I contemplated about being in the minority. I doubted his innocence. I knew we weren’t to say he was innocent. The question was whether he was “guilty” or “not guilty by reason of entrapment.” The answer wasn’t black and white.
That week I learned about the seriousness of jury duty. We affected lives: his life and his family’s lives. Judging others’ actions is not easy. We walked back to the jury room.
I felt worn down. I voted “not guilty by reason of entrapment.” When the head juror read the verdict, I watched Red, his wife and baby smile and hug. The defense attorney had a gloating smile when he shook the prosecutor’s hand.
I’m still not sure we were right. Hopefully, the young man learned his lesson and knows not to allow anyone to influence him to break the law again.
Later I received a letter from the defense attorney thanking the jury for the verdict. He wanted to know specifics of the deliberations. I threw the letter away. That was privileged information. I just wanted to put it behind me. If other jurors told him I held up the vote, then so be it.
Next was a Sioux Indian woman accused of driving under the influence (DUI). Plus she didn’t have a driver’s license.

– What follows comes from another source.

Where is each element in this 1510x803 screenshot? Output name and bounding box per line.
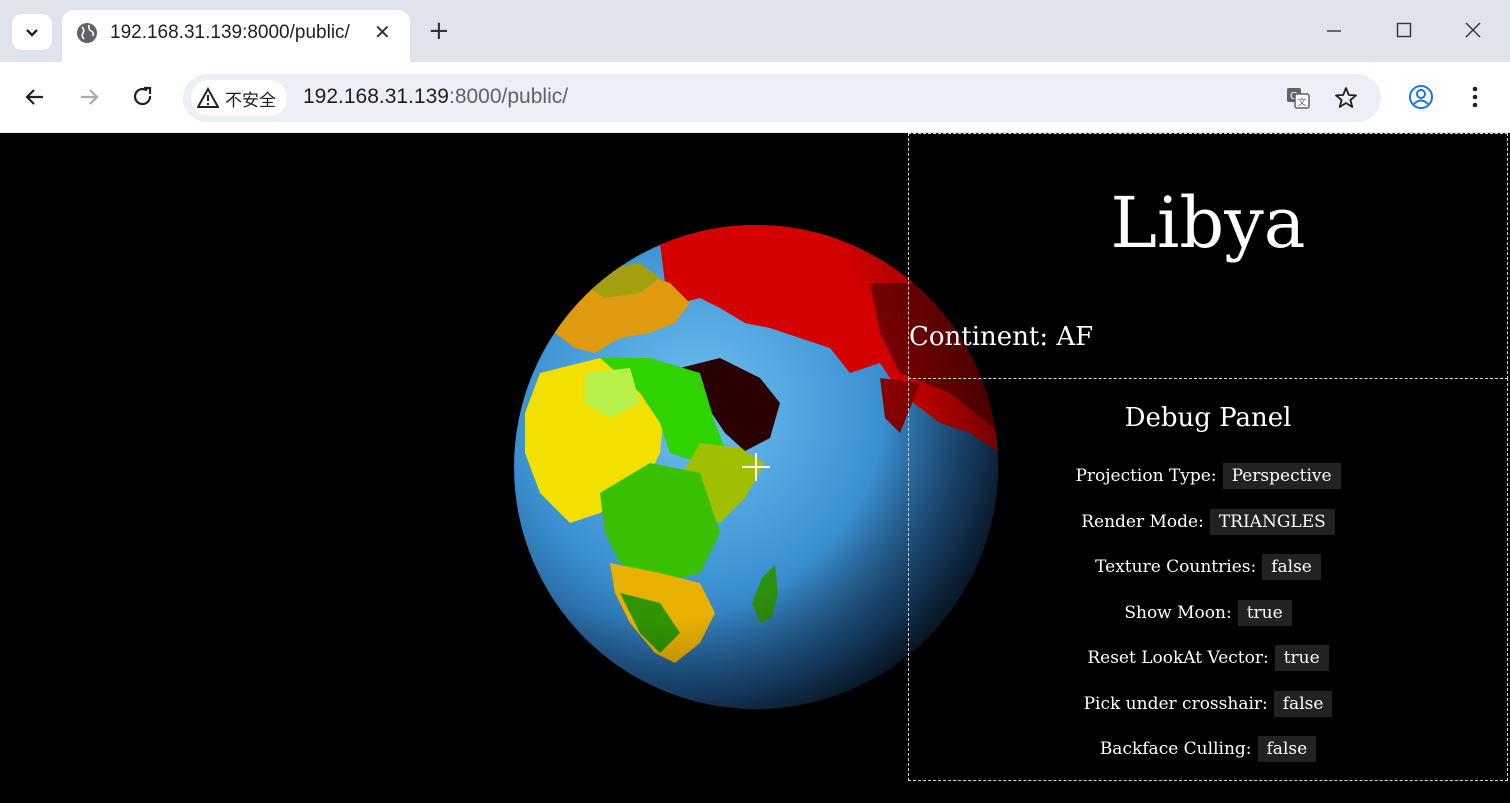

Again the same two jurors’ stories came up. I really wearied of them, especially the jogging woman and the flasher. I failed to see the humor and why that was pertinent to the question of having an unsatisfactory run-in with police. I felt sorry for the construction worker, but thought he should have given up asking to be excused. That request obviously wasn’t working, unless his plan was to not be seated. Not being chosen for a trial got him excused for the rest of the day.

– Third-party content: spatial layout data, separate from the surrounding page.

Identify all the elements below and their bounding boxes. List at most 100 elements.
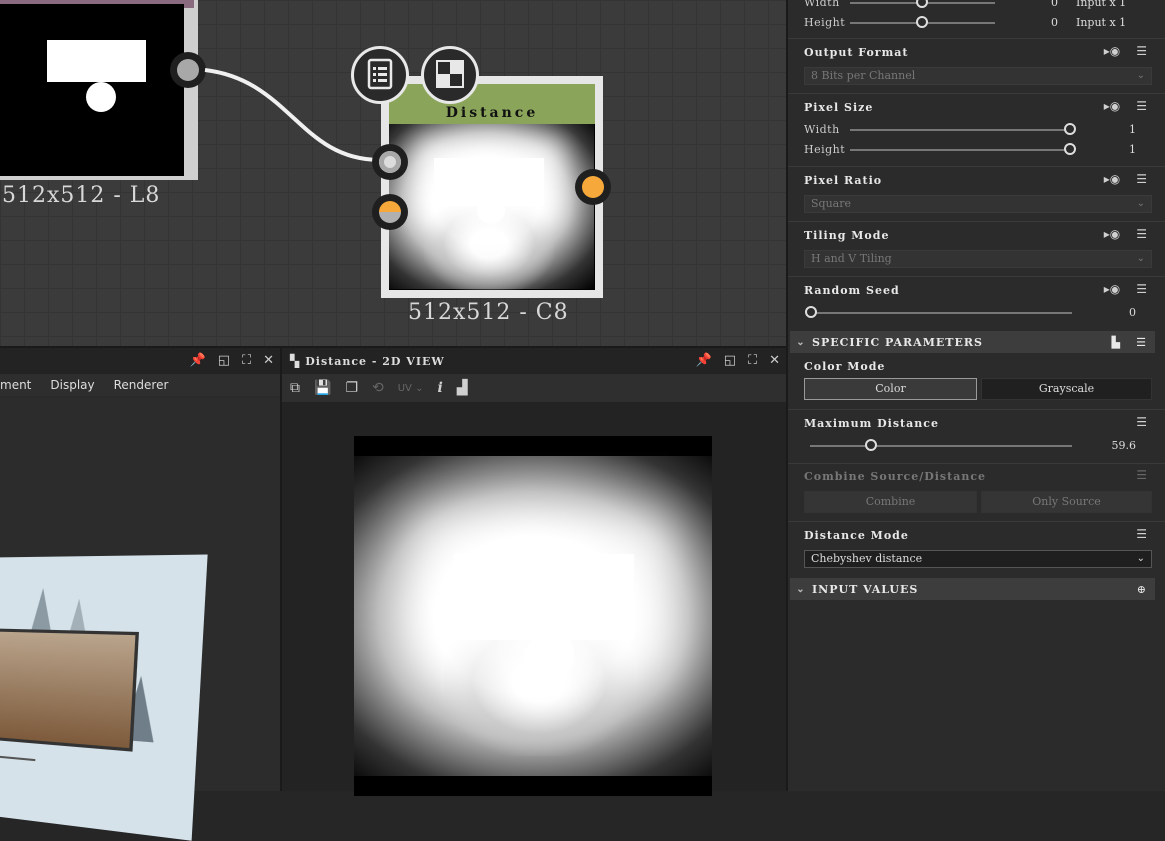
chevron-down-icon: ⌄: [1136, 553, 1145, 564]
menu-icon[interactable]: ☰: [1136, 468, 1147, 482]
tiling-mode-label: Tiling Mode: [804, 229, 890, 242]
uv-dropdown[interactable]: UV ⌄: [398, 383, 424, 394]
random-seed-value: 0: [1129, 306, 1136, 319]
menu-icon[interactable]: ☰: [1136, 282, 1147, 296]
menu-icon[interactable]: ☰: [1136, 336, 1147, 349]
save-icon[interactable]: 💾: [314, 380, 331, 396]
parent-height-value: 0: [1051, 16, 1058, 29]
inherit-icon[interactable]: ▸◉: [1104, 227, 1121, 241]
chevron-down-icon: ⌄: [1136, 70, 1145, 81]
menu-icon[interactable]: ☰: [1136, 227, 1147, 241]
max-distance-knob[interactable]: [865, 439, 877, 451]
distance-node-size-label: 512x512 - C8: [408, 300, 569, 325]
menu-environment[interactable]: ment: [0, 378, 31, 392]
chevron-down-icon: ⌄: [1136, 198, 1145, 209]
distance-mode-dropdown[interactable]: Chebyshev distance ⌄: [804, 550, 1152, 568]
properties-panel: Width 0 Input x 1 Height 0 Input x 1 Out…: [786, 0, 1165, 791]
3d-viewport[interactable]: [0, 398, 280, 841]
parent-width-value: 0: [1051, 0, 1058, 9]
float-icon[interactable]: ◱: [218, 353, 230, 368]
3d-view-panel: 📌 ◱ ⛶ ✕ ment Display Renderer: [0, 346, 280, 841]
maximize-icon[interactable]: ⛶: [748, 353, 757, 368]
info-icon[interactable]: i: [437, 380, 442, 396]
distance-node-title: Distance: [389, 84, 595, 124]
pixel-height-slider[interactable]: [850, 149, 1070, 151]
parent-width-knob[interactable]: [916, 0, 928, 8]
preset-icon[interactable]: ▙: [1112, 336, 1121, 349]
distance-mode-label: Distance Mode: [804, 529, 909, 542]
specific-parameters-header[interactable]: ⌄ SPECIFIC PARAMETERS ▙ ☰: [790, 331, 1155, 353]
2d-view-panel: ▚ Distance - 2D VIEW 📌 ◱ ⛶ ✕ ⧉ 💾 ❐ ⟲ UV …: [280, 346, 786, 796]
chevron-down-icon: ⌄: [796, 583, 806, 595]
3d-view-menubar: ment Display Renderer: [0, 374, 280, 396]
menu-icon[interactable]: ☰: [1136, 527, 1147, 541]
color-mode-grayscale-button[interactable]: Grayscale: [981, 378, 1152, 400]
max-distance-value: 59.6: [1111, 439, 1137, 452]
pixel-height-value: 1: [1129, 143, 1136, 156]
menu-icon[interactable]: ☰: [1136, 99, 1147, 113]
menu-icon[interactable]: ☰: [1136, 415, 1147, 429]
pixel-width-slider[interactable]: [850, 129, 1070, 131]
checker-icon: [436, 60, 464, 88]
combine-button[interactable]: Combine: [804, 491, 977, 513]
add-icon[interactable]: ⊕: [1137, 583, 1147, 596]
maximize-icon[interactable]: ⛶: [242, 353, 251, 368]
menu-display[interactable]: Display: [50, 378, 94, 392]
menu-icon[interactable]: ☰: [1136, 172, 1147, 186]
refresh-icon[interactable]: ⟲: [372, 380, 384, 396]
2d-canvas[interactable]: [282, 402, 786, 796]
checker-icon: ▚: [290, 354, 300, 368]
parent-height-suffix: Input x 1: [1076, 16, 1127, 29]
color-mode-label: Color Mode: [804, 360, 886, 373]
random-seed-label: Random Seed: [804, 284, 900, 297]
combine-label: Combine Source/Distance: [804, 470, 987, 483]
2d-view-titlebar: ▚ Distance - 2D VIEW 📌 ◱ ⛶ ✕: [282, 348, 786, 374]
chevron-down-icon: ⌄: [1136, 253, 1145, 264]
tiling-mode-dropdown[interactable]: H and V Tiling ⌄: [804, 250, 1152, 268]
color-mode-color-button[interactable]: Color: [804, 378, 977, 400]
histogram-icon[interactable]: ▟: [457, 380, 468, 396]
2d-view-title: Distance - 2D VIEW: [305, 354, 445, 368]
parent-width-suffix: Input x 1: [1076, 0, 1127, 9]
inherit-icon[interactable]: ▸◉: [1104, 282, 1121, 296]
close-icon[interactable]: ✕: [769, 353, 780, 368]
float-icon[interactable]: ◱: [724, 353, 736, 368]
3d-mesh-poster: [0, 554, 208, 841]
parent-height-label: Height: [804, 16, 846, 29]
menu-renderer[interactable]: Renderer: [114, 378, 169, 392]
distance-input-port-1[interactable]: [372, 144, 408, 180]
inherit-icon[interactable]: ▸◉: [1104, 172, 1121, 186]
output-format-dropdown[interactable]: 8 Bits per Channel ⌄: [804, 67, 1152, 85]
distance-node[interactable]: Distance: [381, 76, 603, 298]
chevron-down-icon: ⌄: [796, 336, 806, 348]
pixel-height-label: Height: [804, 143, 846, 156]
pixel-ratio-dropdown[interactable]: Square ⌄: [804, 195, 1152, 213]
parent-height-knob[interactable]: [916, 16, 928, 28]
random-seed-knob[interactable]: [805, 306, 817, 318]
duplicate-icon[interactable]: ❐: [345, 380, 358, 396]
pixel-height-knob[interactable]: [1064, 143, 1076, 155]
distance-input-port-2[interactable]: [372, 194, 408, 230]
max-distance-label: Maximum Distance: [804, 417, 939, 430]
graph-canvas[interactable]: 512x512 - L8 Distance 512x512 - C8: [0, 0, 786, 346]
only-source-button[interactable]: Only Source: [981, 491, 1152, 513]
menu-icon[interactable]: ☰: [1136, 44, 1147, 58]
pixel-width-knob[interactable]: [1064, 123, 1076, 135]
node-info-badge[interactable]: [351, 46, 409, 104]
pin-icon[interactable]: 📌: [190, 353, 206, 368]
distance-output-port[interactable]: [575, 169, 611, 205]
3d-view-titlebar: 📌 ◱ ⛶ ✕: [0, 348, 280, 374]
random-seed-slider[interactable]: [810, 312, 1072, 314]
input-values-title: INPUT VALUES: [812, 582, 919, 596]
inherit-icon[interactable]: ▸◉: [1104, 44, 1121, 58]
2d-preview-image: [354, 436, 712, 796]
input-values-header[interactable]: ⌄ INPUT VALUES ⊕: [790, 578, 1155, 600]
output-format-label: Output Format: [804, 46, 909, 59]
pixel-width-value: 1: [1129, 123, 1136, 136]
close-icon[interactable]: ✕: [263, 353, 274, 368]
copy-view-icon[interactable]: ⧉: [290, 380, 300, 396]
inherit-icon[interactable]: ▸◉: [1104, 99, 1121, 113]
pin-icon[interactable]: 📌: [696, 353, 712, 368]
node-preview-badge[interactable]: [421, 46, 479, 104]
max-distance-slider[interactable]: [810, 445, 1072, 447]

The accused’s defense was that she was not driving even though she was in the driver’s seat. The trial got rather boring with the drawn out lab results showing her alcohol levels above the legal limit and the custody of the specimen. The witnesses saw her in the driver’s seat with keys in the ignition. Her defense attorney brought in witnesses who had been with her in the car. They testified she was not the driver. The original driver didn’t want another DUI, so he climbed over her and pushed her into the driver’s seat before the policeman stopped them The policeman stated he saw the car shimmying before he approached the window. She hadn’t brought her driver’s license or didn’t have one.
The prosecutor showed that she was in a position in the car to be driving, was intoxicated, and didn’t have a license. All of the car’s occupants were intoxicated. If the police hadn’t arrested her, she or one of them would have driven. The car was not impounded. No one addressed how the others exited the scene. The jury voted guilty immediately and she was scheduled for sentencing. Perhaps she will chose her friends more wisely in the future.
Another drunken driving incident was brought to court. I wanted to choke the lady juror who told her jogging story once again. I also was really tired of the construction man’s whining about not going to work.
I realized between this trial and the last one that the lab work testimony was really boring, but necessary. He demonstrated who handled the specimen, where it went, and all to show the blood definitely belonged to the accused.
It was such a slam dunk of a trial that I wondered why they even bothered to bring it to court. What a waste of everyone’s time – including the construction worker. I don’t even remember the details of the defense. The first vote pronounced him guilty.
During that time I witnessed a court system in action. These trials were not nearly as glamorous as court TV. I suspect they probably represent ninety-five percent of trials.
Thankfully, my jury duty month ended. Much later I met a circuit court judge who suffered from narcolepsy. I certainly understand how hard it could be to stay awake during many trials. Perhaps I should have told the court I technically was not a resident.